Never call time.sleep or requests inside async routes

time.sleep(n) inside an async def blocks the entire event loop for n seconds. All concurrent requests queue behind it. Use await asyncio.sleep(n) for delays and httpx.AsyncClient for outbound HTTP.

import httpx
 
async def fetch_exchange_rate(currency: str) -> float:
    async with httpx.AsyncClient() as client:
        r = await client.get(f"https://api.rates.example.com/{currency}")
        r.raise_for_status()
        return r.json()["rate"]

httpx.AsyncClient mirrors the requests API. A single AsyncClient instance can be shared across requests; see fastapi-lifespan for creating it at startup and fastapi-dependencies for injecting it. See python-async for the general rule on blocking calls.

Configure uvicorn workers to match CPU cores

A single uvicorn process uses one CPU core. For CPU-bound work and to survive a worker crash, run multiple workers.

# production: one worker per core; gunicorn manages restarts
gunicorn app.main:app -k uvicorn.workers.UvicornWorker -w 4 --bind 0.0.0.0:8000
 
# development: single worker with hot-reload
uvicorn app.main:app --reload --port 8000

For pure I/O-bound services, two to four workers per core is a common starting point. Each worker has its own event loop and its own connection pool, so size the postgres pool per worker: if pool_size=10 and you run four workers, the database sees up to 40 connections. Use PgBouncer to multiplex when the total connection count matters.

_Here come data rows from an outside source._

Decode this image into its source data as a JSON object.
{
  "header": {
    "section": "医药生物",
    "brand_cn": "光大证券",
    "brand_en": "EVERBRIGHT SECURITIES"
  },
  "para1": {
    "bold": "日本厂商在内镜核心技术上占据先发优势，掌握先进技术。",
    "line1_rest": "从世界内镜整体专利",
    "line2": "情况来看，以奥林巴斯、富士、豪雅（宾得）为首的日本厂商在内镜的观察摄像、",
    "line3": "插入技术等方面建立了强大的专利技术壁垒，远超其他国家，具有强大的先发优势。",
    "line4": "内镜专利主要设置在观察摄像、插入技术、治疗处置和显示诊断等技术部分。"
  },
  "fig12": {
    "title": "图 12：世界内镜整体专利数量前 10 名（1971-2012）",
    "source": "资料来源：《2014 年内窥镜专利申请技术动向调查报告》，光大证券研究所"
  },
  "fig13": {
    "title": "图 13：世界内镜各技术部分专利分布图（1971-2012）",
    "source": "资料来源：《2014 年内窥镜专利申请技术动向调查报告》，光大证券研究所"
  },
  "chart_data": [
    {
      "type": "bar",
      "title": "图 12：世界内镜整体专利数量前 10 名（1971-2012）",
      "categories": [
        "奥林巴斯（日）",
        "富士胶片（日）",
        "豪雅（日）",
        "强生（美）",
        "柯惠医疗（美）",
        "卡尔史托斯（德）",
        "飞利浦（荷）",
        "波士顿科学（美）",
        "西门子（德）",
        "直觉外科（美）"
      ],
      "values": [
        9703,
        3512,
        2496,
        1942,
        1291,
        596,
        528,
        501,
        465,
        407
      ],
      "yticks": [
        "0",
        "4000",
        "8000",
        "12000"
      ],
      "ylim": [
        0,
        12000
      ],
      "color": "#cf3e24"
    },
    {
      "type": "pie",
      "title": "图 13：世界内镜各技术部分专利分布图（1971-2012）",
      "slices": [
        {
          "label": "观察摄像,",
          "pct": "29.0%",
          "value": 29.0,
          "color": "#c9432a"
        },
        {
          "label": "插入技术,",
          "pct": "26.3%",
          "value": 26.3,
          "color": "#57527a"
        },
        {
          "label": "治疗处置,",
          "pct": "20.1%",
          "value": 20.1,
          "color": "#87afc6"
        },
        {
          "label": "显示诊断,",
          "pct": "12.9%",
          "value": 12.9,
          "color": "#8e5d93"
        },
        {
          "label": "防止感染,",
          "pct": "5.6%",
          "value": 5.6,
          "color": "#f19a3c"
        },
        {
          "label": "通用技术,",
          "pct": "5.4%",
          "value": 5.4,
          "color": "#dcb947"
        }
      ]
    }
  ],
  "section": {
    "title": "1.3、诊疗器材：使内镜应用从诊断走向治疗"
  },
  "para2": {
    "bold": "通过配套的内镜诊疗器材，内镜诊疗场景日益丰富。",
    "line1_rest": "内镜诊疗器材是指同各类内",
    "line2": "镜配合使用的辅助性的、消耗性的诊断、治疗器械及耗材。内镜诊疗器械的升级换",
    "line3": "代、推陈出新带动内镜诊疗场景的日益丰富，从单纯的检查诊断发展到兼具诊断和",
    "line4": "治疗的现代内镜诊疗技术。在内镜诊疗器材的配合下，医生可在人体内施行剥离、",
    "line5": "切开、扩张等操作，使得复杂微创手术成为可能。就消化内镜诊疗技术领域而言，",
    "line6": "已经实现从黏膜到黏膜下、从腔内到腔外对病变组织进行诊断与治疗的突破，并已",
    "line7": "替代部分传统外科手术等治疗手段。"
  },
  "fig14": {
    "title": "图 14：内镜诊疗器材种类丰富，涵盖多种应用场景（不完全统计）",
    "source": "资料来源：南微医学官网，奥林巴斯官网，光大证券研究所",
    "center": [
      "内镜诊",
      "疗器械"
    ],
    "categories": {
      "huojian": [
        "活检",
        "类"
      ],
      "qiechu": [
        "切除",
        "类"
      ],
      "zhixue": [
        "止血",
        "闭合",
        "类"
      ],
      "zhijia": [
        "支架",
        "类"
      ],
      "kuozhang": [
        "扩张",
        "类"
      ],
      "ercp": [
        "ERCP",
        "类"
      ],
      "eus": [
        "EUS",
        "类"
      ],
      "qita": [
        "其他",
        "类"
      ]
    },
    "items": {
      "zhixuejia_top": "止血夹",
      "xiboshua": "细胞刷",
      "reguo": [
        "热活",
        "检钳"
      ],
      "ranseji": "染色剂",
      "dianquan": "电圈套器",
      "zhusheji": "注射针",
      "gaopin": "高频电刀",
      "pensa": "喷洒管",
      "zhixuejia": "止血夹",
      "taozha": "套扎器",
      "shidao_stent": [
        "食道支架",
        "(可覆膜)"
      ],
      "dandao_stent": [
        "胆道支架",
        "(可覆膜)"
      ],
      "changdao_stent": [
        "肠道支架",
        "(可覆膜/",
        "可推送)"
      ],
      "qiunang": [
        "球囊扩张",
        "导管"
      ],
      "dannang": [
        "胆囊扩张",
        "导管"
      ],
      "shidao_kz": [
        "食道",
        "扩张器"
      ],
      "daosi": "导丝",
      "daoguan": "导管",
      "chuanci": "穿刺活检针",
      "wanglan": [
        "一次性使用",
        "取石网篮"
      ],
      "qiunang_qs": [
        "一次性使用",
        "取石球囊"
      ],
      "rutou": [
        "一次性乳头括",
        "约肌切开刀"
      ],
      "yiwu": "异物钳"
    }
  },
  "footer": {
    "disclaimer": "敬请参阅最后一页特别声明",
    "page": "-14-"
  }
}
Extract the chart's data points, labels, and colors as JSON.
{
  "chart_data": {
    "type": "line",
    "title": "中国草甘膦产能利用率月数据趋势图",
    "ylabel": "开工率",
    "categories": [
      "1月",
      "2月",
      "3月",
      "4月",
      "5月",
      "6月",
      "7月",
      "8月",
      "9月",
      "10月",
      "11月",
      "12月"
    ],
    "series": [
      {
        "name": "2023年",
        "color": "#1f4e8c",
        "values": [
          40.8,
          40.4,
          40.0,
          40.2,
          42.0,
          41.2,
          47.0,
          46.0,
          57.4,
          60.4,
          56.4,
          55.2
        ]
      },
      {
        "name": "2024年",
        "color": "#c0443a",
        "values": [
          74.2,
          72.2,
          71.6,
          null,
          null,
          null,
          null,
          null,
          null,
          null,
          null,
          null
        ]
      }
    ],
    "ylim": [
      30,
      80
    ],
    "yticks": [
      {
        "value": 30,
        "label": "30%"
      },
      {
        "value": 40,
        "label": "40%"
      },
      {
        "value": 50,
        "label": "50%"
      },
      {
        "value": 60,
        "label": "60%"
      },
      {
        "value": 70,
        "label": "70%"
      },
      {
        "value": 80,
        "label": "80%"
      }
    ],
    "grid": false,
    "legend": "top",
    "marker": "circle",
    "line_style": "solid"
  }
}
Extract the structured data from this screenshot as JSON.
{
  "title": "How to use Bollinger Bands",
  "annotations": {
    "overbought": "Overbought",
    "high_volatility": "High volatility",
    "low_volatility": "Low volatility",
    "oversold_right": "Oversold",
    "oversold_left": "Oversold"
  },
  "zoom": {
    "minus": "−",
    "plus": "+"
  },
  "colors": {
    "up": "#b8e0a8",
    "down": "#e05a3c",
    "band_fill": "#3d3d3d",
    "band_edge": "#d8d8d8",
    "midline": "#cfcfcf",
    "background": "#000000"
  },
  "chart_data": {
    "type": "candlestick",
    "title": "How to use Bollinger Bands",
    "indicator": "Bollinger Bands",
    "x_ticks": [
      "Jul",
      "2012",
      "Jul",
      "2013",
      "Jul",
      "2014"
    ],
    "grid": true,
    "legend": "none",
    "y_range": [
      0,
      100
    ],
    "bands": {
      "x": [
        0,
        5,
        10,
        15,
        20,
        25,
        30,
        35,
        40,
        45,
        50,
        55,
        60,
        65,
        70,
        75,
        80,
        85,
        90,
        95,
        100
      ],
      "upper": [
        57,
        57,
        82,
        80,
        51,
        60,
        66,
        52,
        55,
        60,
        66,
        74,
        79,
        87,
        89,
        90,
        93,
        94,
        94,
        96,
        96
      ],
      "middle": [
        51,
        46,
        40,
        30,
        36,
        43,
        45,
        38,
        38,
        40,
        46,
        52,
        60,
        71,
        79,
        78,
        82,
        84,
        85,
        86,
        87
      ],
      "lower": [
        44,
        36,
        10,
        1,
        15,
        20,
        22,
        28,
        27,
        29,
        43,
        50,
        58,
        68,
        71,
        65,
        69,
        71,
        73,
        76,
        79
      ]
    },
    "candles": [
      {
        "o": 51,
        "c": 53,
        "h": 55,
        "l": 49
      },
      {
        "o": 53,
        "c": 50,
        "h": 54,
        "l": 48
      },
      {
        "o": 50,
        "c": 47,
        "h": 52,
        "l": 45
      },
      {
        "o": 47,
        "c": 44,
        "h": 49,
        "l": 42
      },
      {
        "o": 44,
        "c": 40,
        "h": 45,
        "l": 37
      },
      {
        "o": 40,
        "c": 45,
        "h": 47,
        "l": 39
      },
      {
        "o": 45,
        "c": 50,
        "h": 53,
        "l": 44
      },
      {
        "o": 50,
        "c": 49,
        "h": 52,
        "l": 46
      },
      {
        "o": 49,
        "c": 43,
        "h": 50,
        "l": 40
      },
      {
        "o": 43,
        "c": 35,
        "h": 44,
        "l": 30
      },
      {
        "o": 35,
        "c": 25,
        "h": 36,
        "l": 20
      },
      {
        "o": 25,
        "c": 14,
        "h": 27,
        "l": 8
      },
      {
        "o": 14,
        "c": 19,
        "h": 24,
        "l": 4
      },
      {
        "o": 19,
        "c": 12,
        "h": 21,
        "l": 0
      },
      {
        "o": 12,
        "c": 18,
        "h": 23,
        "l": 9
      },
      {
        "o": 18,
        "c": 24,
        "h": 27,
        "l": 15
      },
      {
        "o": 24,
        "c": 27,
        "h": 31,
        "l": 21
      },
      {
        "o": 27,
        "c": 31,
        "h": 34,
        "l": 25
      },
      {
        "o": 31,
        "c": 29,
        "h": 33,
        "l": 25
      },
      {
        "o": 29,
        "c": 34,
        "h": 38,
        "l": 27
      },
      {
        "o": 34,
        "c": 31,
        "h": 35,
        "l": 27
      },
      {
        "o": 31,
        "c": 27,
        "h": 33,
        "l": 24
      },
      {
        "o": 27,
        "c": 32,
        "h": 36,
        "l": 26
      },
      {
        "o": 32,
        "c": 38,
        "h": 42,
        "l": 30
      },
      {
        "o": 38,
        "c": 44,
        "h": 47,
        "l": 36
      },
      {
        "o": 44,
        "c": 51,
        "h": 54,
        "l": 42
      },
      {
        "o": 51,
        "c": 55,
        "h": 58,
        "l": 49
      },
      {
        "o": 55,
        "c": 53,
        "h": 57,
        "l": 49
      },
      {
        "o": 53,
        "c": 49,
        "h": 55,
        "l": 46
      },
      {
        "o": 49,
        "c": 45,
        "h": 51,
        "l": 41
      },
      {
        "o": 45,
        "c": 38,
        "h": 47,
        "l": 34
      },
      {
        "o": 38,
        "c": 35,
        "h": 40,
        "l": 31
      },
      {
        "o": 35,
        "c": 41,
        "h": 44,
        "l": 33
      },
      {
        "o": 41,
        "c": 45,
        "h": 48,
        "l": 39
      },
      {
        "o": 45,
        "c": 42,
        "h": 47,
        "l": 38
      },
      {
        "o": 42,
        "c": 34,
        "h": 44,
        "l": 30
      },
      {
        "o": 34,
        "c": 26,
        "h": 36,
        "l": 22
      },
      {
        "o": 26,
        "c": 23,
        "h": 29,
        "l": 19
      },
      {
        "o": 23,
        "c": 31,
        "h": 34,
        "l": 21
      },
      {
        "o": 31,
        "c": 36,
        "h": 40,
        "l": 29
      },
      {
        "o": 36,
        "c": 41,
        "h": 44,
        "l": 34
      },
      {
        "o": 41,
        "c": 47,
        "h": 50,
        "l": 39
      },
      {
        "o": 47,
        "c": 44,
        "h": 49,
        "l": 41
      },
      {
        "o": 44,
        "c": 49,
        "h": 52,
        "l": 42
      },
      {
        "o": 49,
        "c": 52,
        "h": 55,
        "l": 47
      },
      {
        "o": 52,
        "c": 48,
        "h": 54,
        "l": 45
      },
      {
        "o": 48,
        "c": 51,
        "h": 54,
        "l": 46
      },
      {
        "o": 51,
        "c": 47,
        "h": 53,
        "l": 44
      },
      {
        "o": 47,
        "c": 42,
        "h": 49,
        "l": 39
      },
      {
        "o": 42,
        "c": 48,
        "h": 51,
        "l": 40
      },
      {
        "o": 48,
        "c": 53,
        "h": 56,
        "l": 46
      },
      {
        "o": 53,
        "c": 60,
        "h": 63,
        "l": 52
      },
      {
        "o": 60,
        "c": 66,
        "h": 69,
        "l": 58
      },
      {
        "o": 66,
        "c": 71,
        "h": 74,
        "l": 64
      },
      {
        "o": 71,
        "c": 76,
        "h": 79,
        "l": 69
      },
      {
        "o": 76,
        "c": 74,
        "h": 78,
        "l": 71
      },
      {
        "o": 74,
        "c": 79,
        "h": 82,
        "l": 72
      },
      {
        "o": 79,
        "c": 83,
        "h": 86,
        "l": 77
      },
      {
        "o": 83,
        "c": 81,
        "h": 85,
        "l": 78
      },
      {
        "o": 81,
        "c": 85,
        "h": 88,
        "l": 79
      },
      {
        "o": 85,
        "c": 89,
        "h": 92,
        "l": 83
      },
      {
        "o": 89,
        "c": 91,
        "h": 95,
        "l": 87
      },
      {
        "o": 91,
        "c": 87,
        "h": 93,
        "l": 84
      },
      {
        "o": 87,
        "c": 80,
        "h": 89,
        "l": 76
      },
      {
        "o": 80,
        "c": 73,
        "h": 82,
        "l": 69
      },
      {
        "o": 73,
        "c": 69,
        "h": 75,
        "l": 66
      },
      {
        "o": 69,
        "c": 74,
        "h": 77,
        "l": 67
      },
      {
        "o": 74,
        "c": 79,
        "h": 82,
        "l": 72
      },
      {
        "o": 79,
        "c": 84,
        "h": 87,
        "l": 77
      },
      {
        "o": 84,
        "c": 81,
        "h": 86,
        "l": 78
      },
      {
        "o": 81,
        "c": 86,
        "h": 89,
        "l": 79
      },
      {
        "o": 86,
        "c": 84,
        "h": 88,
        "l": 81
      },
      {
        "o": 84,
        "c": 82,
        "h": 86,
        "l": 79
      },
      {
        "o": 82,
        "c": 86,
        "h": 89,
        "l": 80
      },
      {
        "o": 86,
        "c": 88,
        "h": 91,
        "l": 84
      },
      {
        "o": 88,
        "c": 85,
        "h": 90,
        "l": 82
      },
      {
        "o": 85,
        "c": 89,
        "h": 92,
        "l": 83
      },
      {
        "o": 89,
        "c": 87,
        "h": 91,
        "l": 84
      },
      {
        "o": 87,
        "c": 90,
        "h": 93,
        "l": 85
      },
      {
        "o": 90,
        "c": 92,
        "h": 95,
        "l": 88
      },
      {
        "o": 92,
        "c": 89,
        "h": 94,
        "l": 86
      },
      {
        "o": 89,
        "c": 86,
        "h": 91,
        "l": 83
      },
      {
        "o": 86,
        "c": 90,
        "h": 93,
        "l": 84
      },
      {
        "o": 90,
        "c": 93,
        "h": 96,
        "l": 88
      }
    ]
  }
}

Limit concurrency with semaphores for downstream services

Async code can generate far more simultaneous requests to a downstream service than it could with thread-based code. Use a semaphore to cap in-flight calls.

import asyncio
 
_sem = asyncio.Semaphore(50)
 
async def call_downstream(url: str) -> dict:
    async with _sem:
        async with httpx.AsyncClient() as client:
            r = await client.get(url, timeout=10.0)
            r.raise_for_status()
            return r.json()

Declare the semaphore at module level or attach it to app.state in lifespan. A semaphore per downstream service lets you tune the limit independently. See python-performance for profiling async bottlenecks.